The system is deployed at different research centers (as illustrated below). The integration server and the test wikis are deployed at the Netherlands Institute for Sound & Vision. The project's languages include Bulgarian, Dutch, English, German, Italian and Turkish.


Wiki Gadget

For wiki users, CoSyne is a gadget that can be activated via the user’s preferences page. The gadget communicates with the web application and provides the following features:

  • Explore: per-sentence display of overlapping and non-overlapping information from other language versions;
  • Suggest: highlighting of insertion points for additional information and sentences that may be replaced by more specific information from other language versions;
  • Edit: seamless integration of automatically translated sentences from other language versions, flexible editing and correction by users, standard preview and saving of changes to the wiki page.

The system considers three page revisions as input:

  • Target: the page that the user reads;
  • Source: a linked page written in another language;
  • Earlier source: optionally, an earlier revision of the source page, relevant when users synchronize pages on a regular basis.

Structural analysis identifies concepts and topics in order to align source and target content. It also provides an ordering of sentences for selecting insertion points on the target page.
If an earlier source revision is present, the two source revisions are compared and changes are classified as factual edits or fluency edits. 

Cross-lingual textual entailment determines whether a source sentence is equivalent, more specific, less specific or unrelated to a target sentence. Context-sensitive machine translation provides a suitable source translation for the given target context. The system may suggest to add a translated source sentence at a particular place on the page, to replace a target sentence with a translated source sentence, or to keep a target sentence as is.

Interface

The interactive user interface allows users to:

  • invoke the synchronization process and explore its results;
  • integrate translated sentences, edit and correct them;
  • preview the modified version and save changes to the wiki;
  • provide online feedback on system suggestions and on translation quality.

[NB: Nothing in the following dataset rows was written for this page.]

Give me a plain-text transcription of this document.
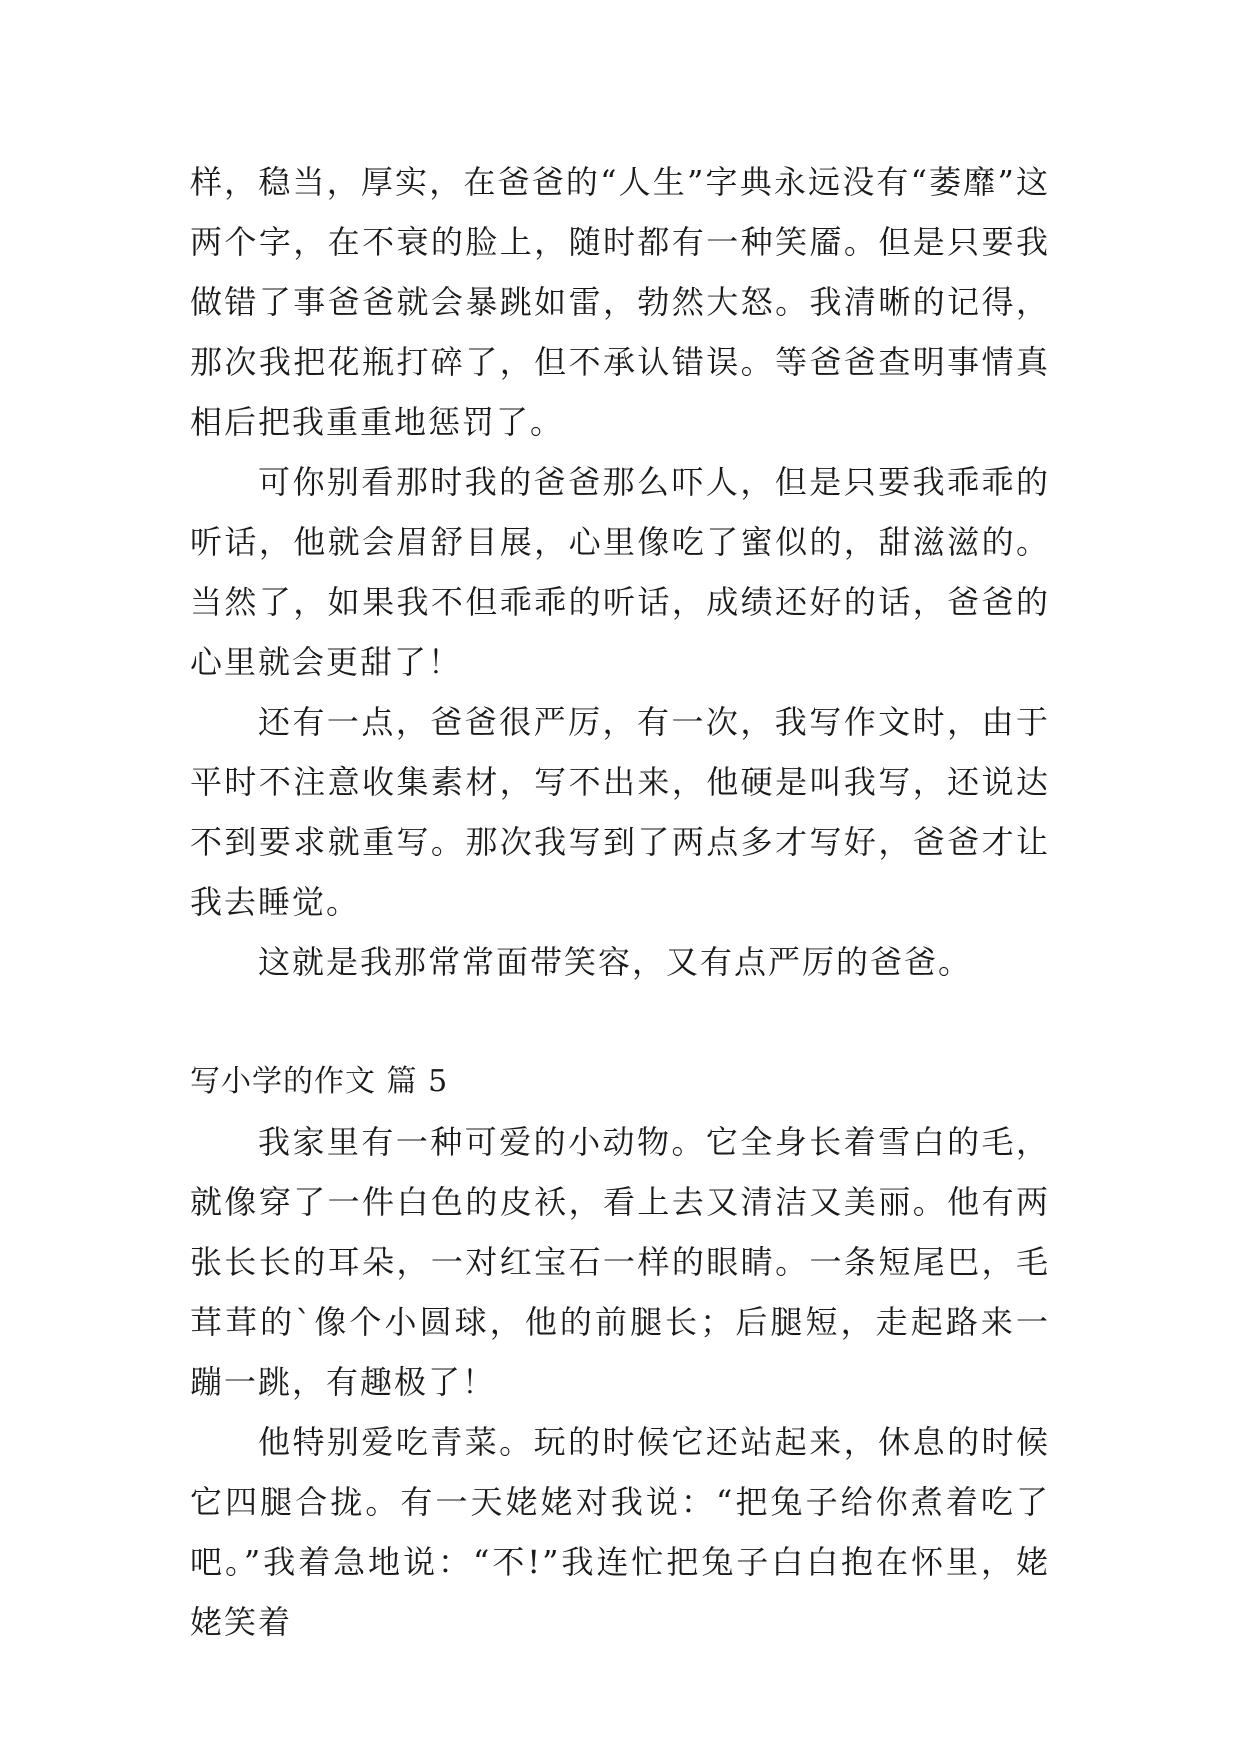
样，稳当，厚实，在爸爸的“人生”字典永远没有“萎靡”这两个字，在不衰的脸上，随时都有一种笑靥。但是只要我做错了事爸爸就会暴跳如雷，勃然大怒。我清晰的记得，那次我把花瓶打碎了，但不承认错误。等爸爸查明事情真相后把我重重地惩罚了。

可你别看那时我的爸爸那么吓人，但是只要我乖乖的听话，他就会眉舒目展，心里像吃了蜜似的，甜滋滋的。当然了，如果我不但乖乖的听话，成绩还好的话，爸爸的心里就会更甜了！

还有一点，爸爸很严厉，有一次，我写作文时，由于平时不注意收集素材，写不出来，他硬是叫我写，还说达不到要求就重写。那次我写到了两点多才写好，爸爸才让我去睡觉。

这就是我那常常面带笑容，又有点严厉的爸爸。

写小学的作文 篇 5

我家里有一种可爱的小动物。它全身长着雪白的毛，就像穿了一件白色的皮袄，看上去又清洁又美丽。他有两张长长的耳朵，一对红宝石一样的眼睛。一条短尾巴，毛茸茸的`像个小圆球，他的前腿长；后腿短，走起路来一蹦一跳，有趣极了！

他特别爱吃青菜。玩的时候它还站起来，休息的时候它四腿合拢。有一天姥姥对我说：“把兔子给你煮着吃了吧。”我着急地说：“不!”我连忙把兔子白白抱在怀里，姥姥笑着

A simple synchronization example is illustrated below:

References

  1. Bronner, A., and Monz, C. User Edits Classification Using Document Revision Histories. In Proc. EACL (2012). 
  2. Fahrni, A., Nastase, V., and Strube, M. HITS’ Graph-based System at the NTCIR-9 Cross-lingual Link Discovery Task. In Proc. NTCIR-9 (2011). 
  3. Mehdad, Y., Negri, M., and Federico, M. Towards Cross-lingual Textual Entailment. In Proc. NAACL HLT (2010), 321–324.
  4. Mehdad, Y., Negri, M., and Federico, M. Using Blingual Parallel Corpora for Cross-lingual Textual Entailment. In Proc. ACL HLT (2011). 
  5. Mehdad, Y., Negri, M., and Federico, M. Detecting Semantic Equivalence and Information Disparity in Cross-lingual Documents. In Proc. ACL (2012).
  6. Monz, C. Statistical Machine Translation with Local Language Models. In Proc. EMNLP (2011), 869–879. 
  7. Monz, C., Nastase, V., Negri, M., Fahrni, A., Mehdad, Y., and Strube, M. CoSyne: a Framework for Multilingual Content Synchronization of Wikis. In Proc. WikiSym (2011), 217–218.
  8. Nastase, V., Strube, M., Brschinger, B., Zirn, C., and Elghafari, A. WikiNet: a Very Large Scale Multlingual Concept Network. In Proc. LREC (2010).
  9. Yahyaei, S., and Monz, C. Decoding by Dynamic Chunking for Statistical Machine Translation. In Proc. MT Summit XII (2009), 160–167.